Laing O’Rourke announces third straight year of losses as refinancing details revealed
Construction firm Laing O’Rourke has finally announced the details of a long-awaited refinancing deal, at the same time as reporting its third straight year of losses.
The firm said it has refinanced its UK operations with a £177m revolving credit facility which will see it through to the end of 2021.
Read more: Construction output drops sharply in December
Finance director Stewart McIntyre said finalising the deal was behind the delay in filing its accounts, which should have been made public knowledge by the end of September, according to Companies House.
The figures
Laing O’Rourke narrowed its losses after tax to £46.5m for the year ending 31 December 2018, after taking a £60.6m hit in 2017. Meanwhile revenue was down 8.5 per cent to £2.9bn from £3.2bn last year.
The firm said it had net funds of £89.1m, up 36 per cent on last year’s £65.5m.
As well as delaying the full-year results, putting together the refinancing deal cost the firm £8.2m in 2018, on top of the £11.6m it spent on it in 2017.
Why it’s interesting
O’Rourke took significant losses on a Canadian PFI hospital job which has dogged it for several years.

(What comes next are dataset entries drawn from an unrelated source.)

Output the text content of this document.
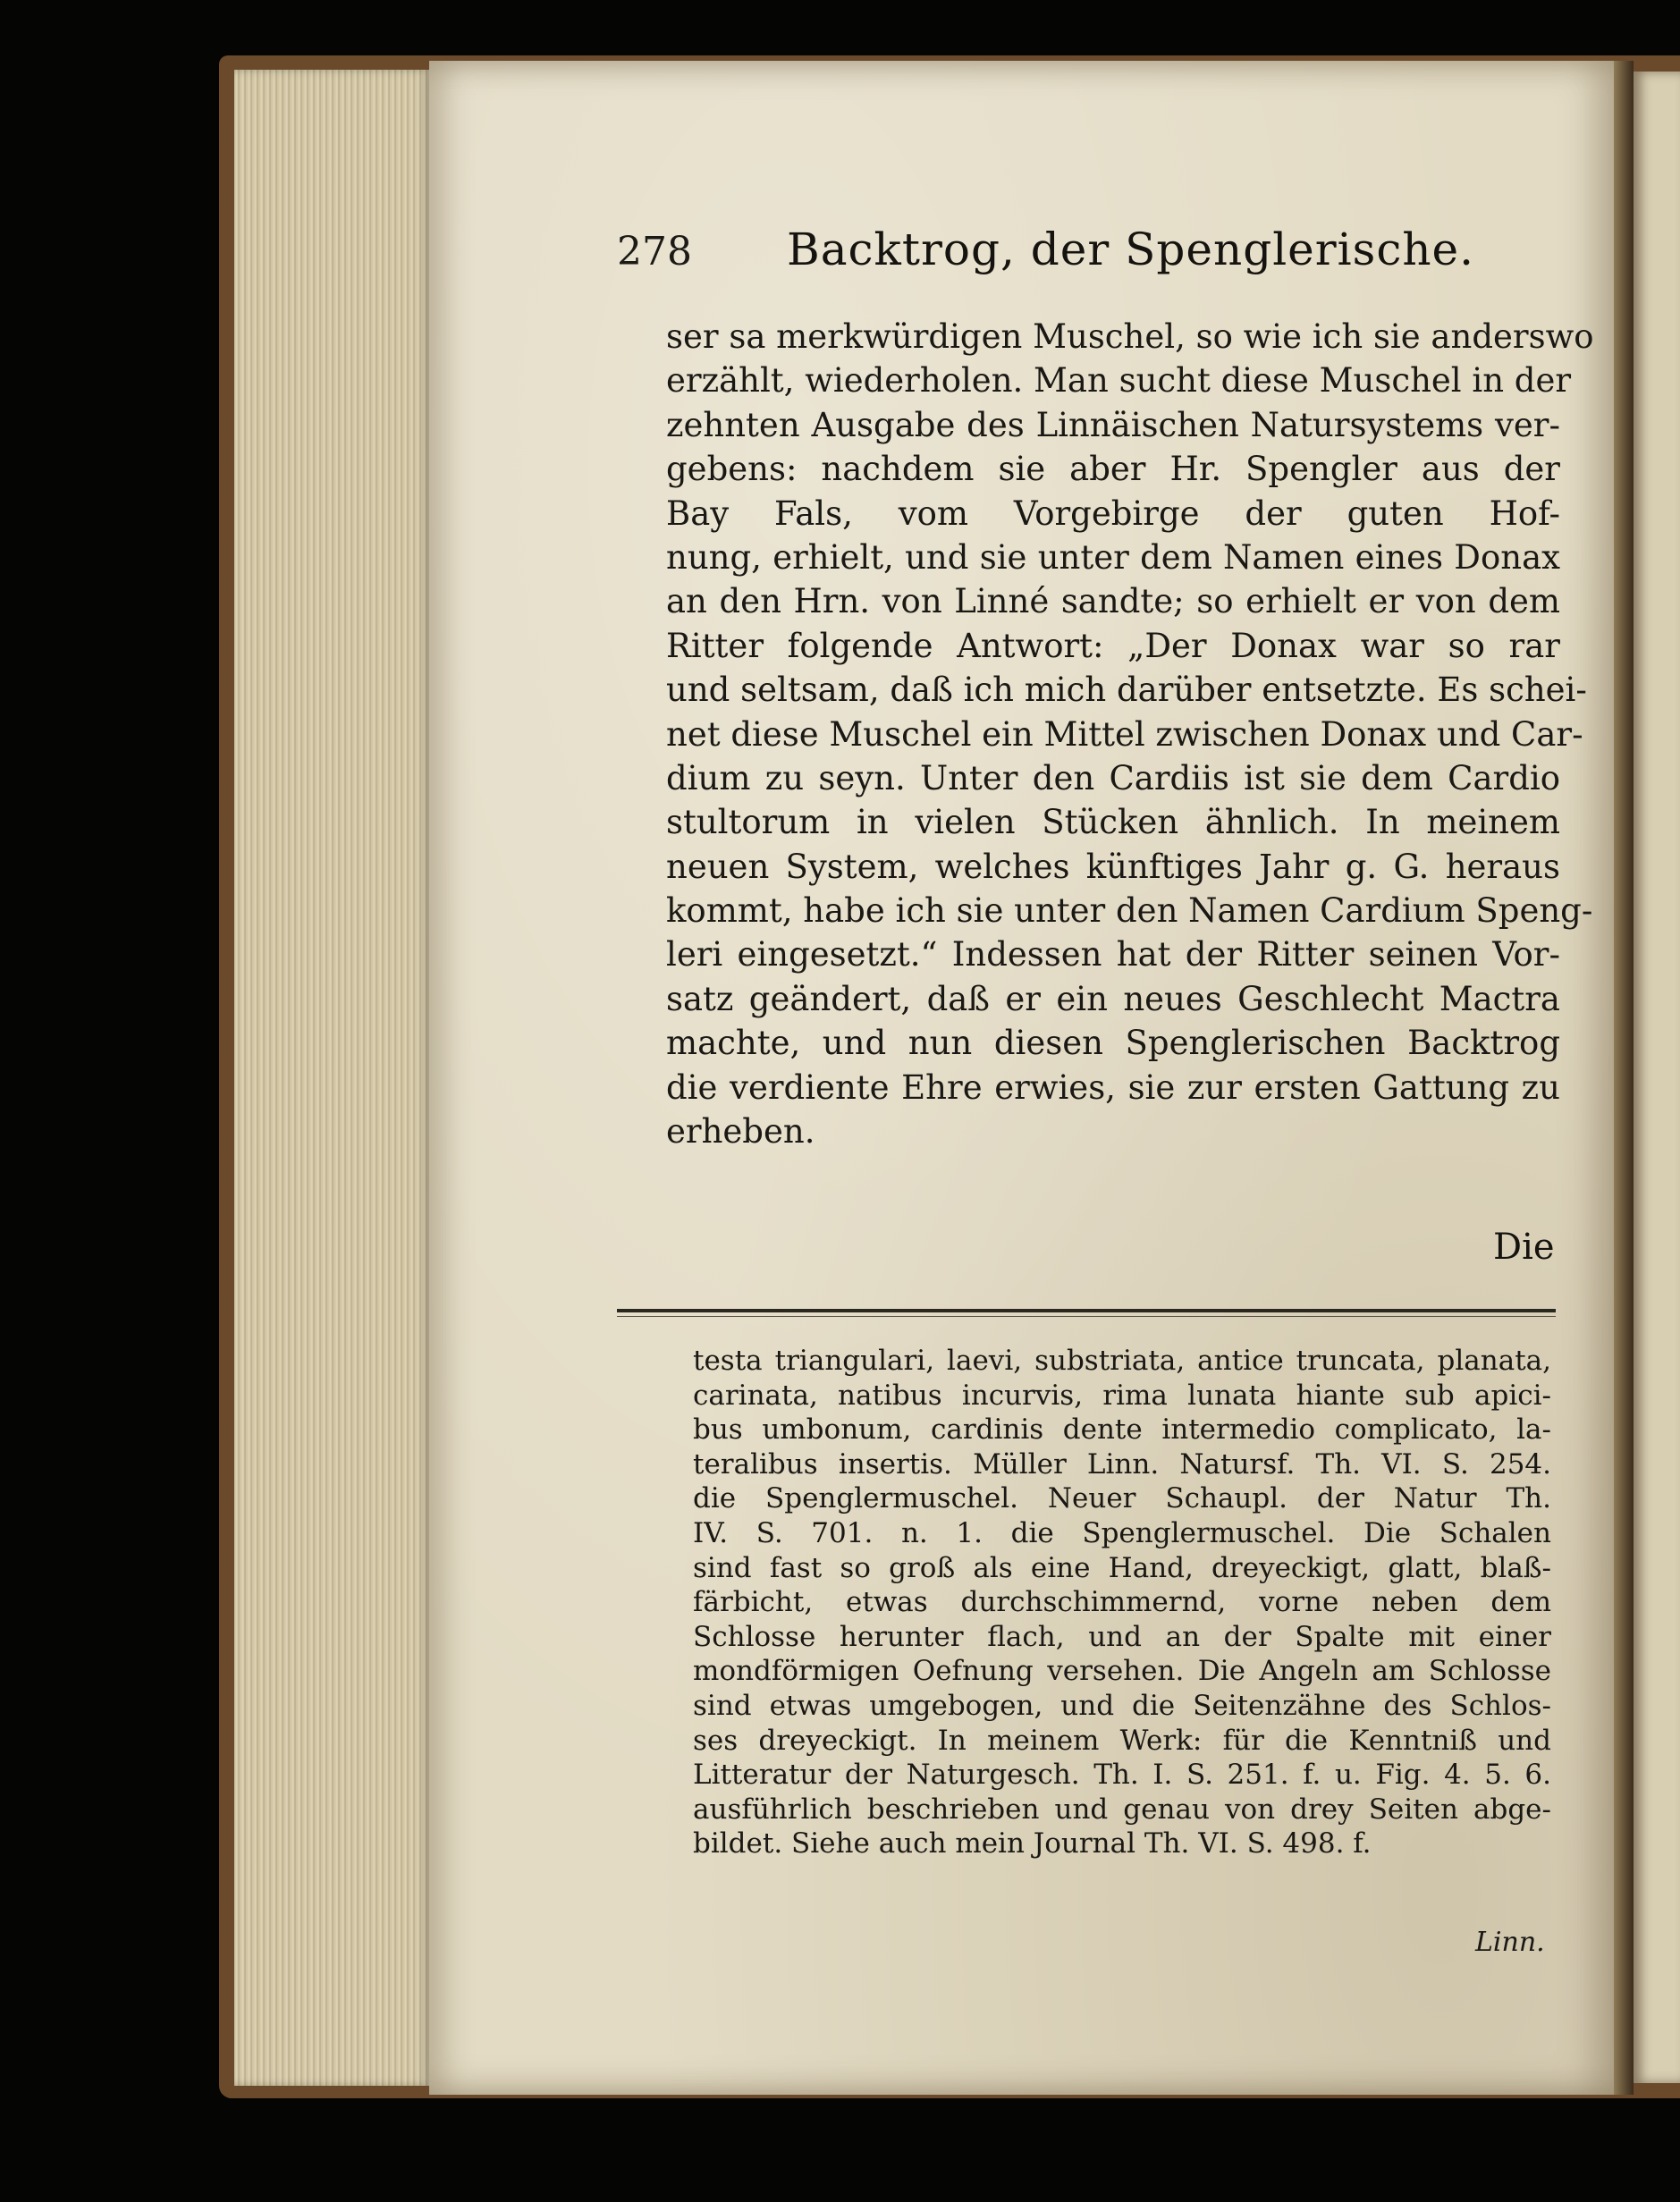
278 Backtrog, der Spenglerische.
ser sa merkwürdigen Muschel, so wie ich sie anderswo
erzählt, wiederholen. Man sucht diese Muschel in der
zehnten Ausgabe des Linnäischen Natursystems ver-
gebens: nachdem sie aber Hr. Spengler aus der
Bay Fals, vom Vorgebirge der guten Hof-
nung, erhielt, und sie unter dem Namen eines Donax
an den Hrn. von Linné sandte; so erhielt er von dem
Ritter folgende Antwort: „Der Donax war so rar
und seltsam, daß ich mich darüber entsetzte. Es schei-
net diese Muschel ein Mittel zwischen Donax und Car-
dium zu seyn. Unter den Cardiis ist sie dem Cardio
stultorum in vielen Stücken ähnlich. In meinem
neuen System, welches künftiges Jahr g. G. heraus
kommt, habe ich sie unter den Namen Cardium Speng-
leri eingesetzt.“ Indessen hat der Ritter seinen Vor-
satz geändert, daß er ein neues Geschlecht Mactra
machte, und nun diesen Spenglerischen Backtrog
die verdiente Ehre erwies, sie zur ersten Gattung zu
erheben.
Die
testa triangulari, laevi, substriata, antice truncata, planata,
carinata, natibus incurvis, rima lunata hiante sub apici-
bus umbonum, cardinis dente intermedio complicato, la-
teralibus insertis. Müller Linn. Natursf. Th. VI. S. 254.
die Spenglermuschel. Neuer Schaupl. der Natur Th.
IV. S. 701. n. 1. die Spenglermuschel. Die Schalen
sind fast so groß als eine Hand, dreyeckigt, glatt, blaß-
färbicht, etwas durchschimmernd, vorne neben dem
Schlosse herunter flach, und an der Spalte mit einer
mondförmigen Oefnung versehen. Die Angeln am Schlosse
sind etwas umgebogen, und die Seitenzähne des Schlos-
ses dreyeckigt. In meinem Werk: für die Kenntniß und
Litteratur der Naturgesch. Th. I. S. 251. f. u. Fig. 4. 5. 6.
ausführlich beschrieben und genau von drey Seiten abge-
bildet. Siehe auch mein Journal Th. VI. S. 498. f.
Linn.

In 2017 it cost the firm £83.2m, a blow which softened to £26.4m in 2018.
Construction firms have come under sustained pressure in recent months, with output dropping sharply in December, according to Office for National Statistics (ONS) figures.
Overall output fell 2.8 per cent month-on-month in December, driving a longer-term stagnation of 0.3 per cent in the final quarter.
What Laing O’Rourke said
Chairman John Parker said: “There is no question that government, financial institutions and industry must work together to correct systemic barriers and outdated practices to revitalise an industry that would benefit greatly from progressive thought and action. Perhaps never before has strong leadership been needed as much as it is needed now.”
Read more: Regional construction activity booms despite Brexit gloom
The company also talked down fears about Brexit. It said it has “not identified any material direct negative impact on the UK construction market either in the traditional built environment or infrastructure sectors”.
“The business has not seen any deterioration to forecast revenues on its existing contracts due to Brexit, and reports a steady reduction in voluntary staff attrition over the last 12 months with strong retention of the EU nationals employed in our business.”